Yancie subió a la planta donde estaban los directores de la empresa mientras pensaba dónde tendría que llevar a su jefe. A ella no le importaba hacer horas extra. Si le decía que tenía que llevarlo a Escocia, por ella no había el menor problema. Aunque tendría que decírselo a Astra y a Fennia para que no la esperaran.
Cuando llegó al despacho del jefe llamó a la puerta.
–¿Es usted Yancie Dawkins? –le preguntó la secretaria de Thomson Wakefield.
–Sí –respondió Yancie–. El señor Wakefield me ha llamado.
–Siéntese por favor –replicó Veronica Taylor.
Yancie se sentó y esperó. Y esperó. Dieron las cuatro y cuarto y seguía esperando.
–¿Sabe el señor Wakefield que estoy aquí? –le preguntó a la secretaria.
–Sí, claro –le respondió ella en tono agradable.
Dieron las cuatro y media y seguía esperando. Ojalá hubiera llevado algo para leer. A lo mejor su jefe estaba hablando por teléfono y no podía salir.

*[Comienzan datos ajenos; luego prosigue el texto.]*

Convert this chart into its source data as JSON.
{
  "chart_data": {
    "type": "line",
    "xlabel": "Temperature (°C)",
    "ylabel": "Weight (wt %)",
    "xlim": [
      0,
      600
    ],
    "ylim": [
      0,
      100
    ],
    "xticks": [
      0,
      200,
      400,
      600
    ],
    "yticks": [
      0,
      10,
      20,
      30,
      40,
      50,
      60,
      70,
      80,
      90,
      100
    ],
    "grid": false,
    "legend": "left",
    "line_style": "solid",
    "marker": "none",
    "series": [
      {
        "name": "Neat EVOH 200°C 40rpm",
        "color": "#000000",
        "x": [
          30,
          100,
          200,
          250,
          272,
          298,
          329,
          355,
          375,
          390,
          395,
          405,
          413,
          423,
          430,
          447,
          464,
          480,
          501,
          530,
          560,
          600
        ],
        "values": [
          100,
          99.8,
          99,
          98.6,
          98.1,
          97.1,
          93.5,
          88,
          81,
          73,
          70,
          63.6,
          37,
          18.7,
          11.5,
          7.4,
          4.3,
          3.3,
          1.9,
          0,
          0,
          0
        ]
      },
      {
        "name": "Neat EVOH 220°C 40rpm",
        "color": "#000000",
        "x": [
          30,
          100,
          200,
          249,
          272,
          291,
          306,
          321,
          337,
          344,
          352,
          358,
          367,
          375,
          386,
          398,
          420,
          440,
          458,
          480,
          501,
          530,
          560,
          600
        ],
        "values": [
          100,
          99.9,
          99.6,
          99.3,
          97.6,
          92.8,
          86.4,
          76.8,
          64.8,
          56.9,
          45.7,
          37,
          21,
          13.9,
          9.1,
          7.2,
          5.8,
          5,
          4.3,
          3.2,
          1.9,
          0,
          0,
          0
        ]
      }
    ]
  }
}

Transcurrieron otros diez minutos. Yancie empezó a sentirse cada vez más incómoda. Por muy ocupado que estuviera, bien podría haberle dicho algo. Sería mejor tranquilizarse, porque poniéndose nerviosa no iba a conseguir nada.
Al cabo de otros diez minutos, pensó en decirle a la secretaria que ella se iba al garaje y que la llamara cuando el jefe terminara. Pero justo en ese momento escuchó sonidos al otro lado de la puerta. Parecía que el jefe ya había terminado de hacer lo que estuviera haciendo.
La puerta se abrió. Se quedó boquiabierta. ¡No podía ser! ¡No podía creerse lo que estaba viendo!
El hombre que salía por la puerta no era tan mayor como ella se había imaginado. Era un hombre de unos treinta y pico años. ¡Era el mismo hombre que había estado al volante del Aston Martin!
¡Dios mío! Yancie se lo quedó mirando. No sabía dónde meterse. Aquel hombre la estaba mirando fijamente. No parecía dispuesto a ponerle fácil las cosas. Intentó pensar en un discurso para defenderse. Pero no se le ocurrió nada.
Y pensar que el día anterior había ocultado el logotipo de la empresa bordado en la camisa. Aquel hombre, cuando la vio, había sabido lo que ocultaba debajo del broche que se había puesto. Seguro que había reconocido el coche que ella iba conduciendo.
–¿Señor Wakefield? –le preguntó Yancie, confiando en que aquel hombre no fuera el jefe de Addison Kirk Group.
Él ni se molestó en confirmárselo. Se dirigió a la secretaria y le dijo:
–No me pase llamadas durante cinco minutos, por favor.
Mantuvo la puerta de su despacho abierta para que ella entrara. Yancie se puso en pie, sin saber bien lo que tenía que hacer. Aquel hombre le había dicho que se encargaría de ella más tarde. Yancie no sabía lo que la esperaba. Estuvo a punto de escapar corriendo.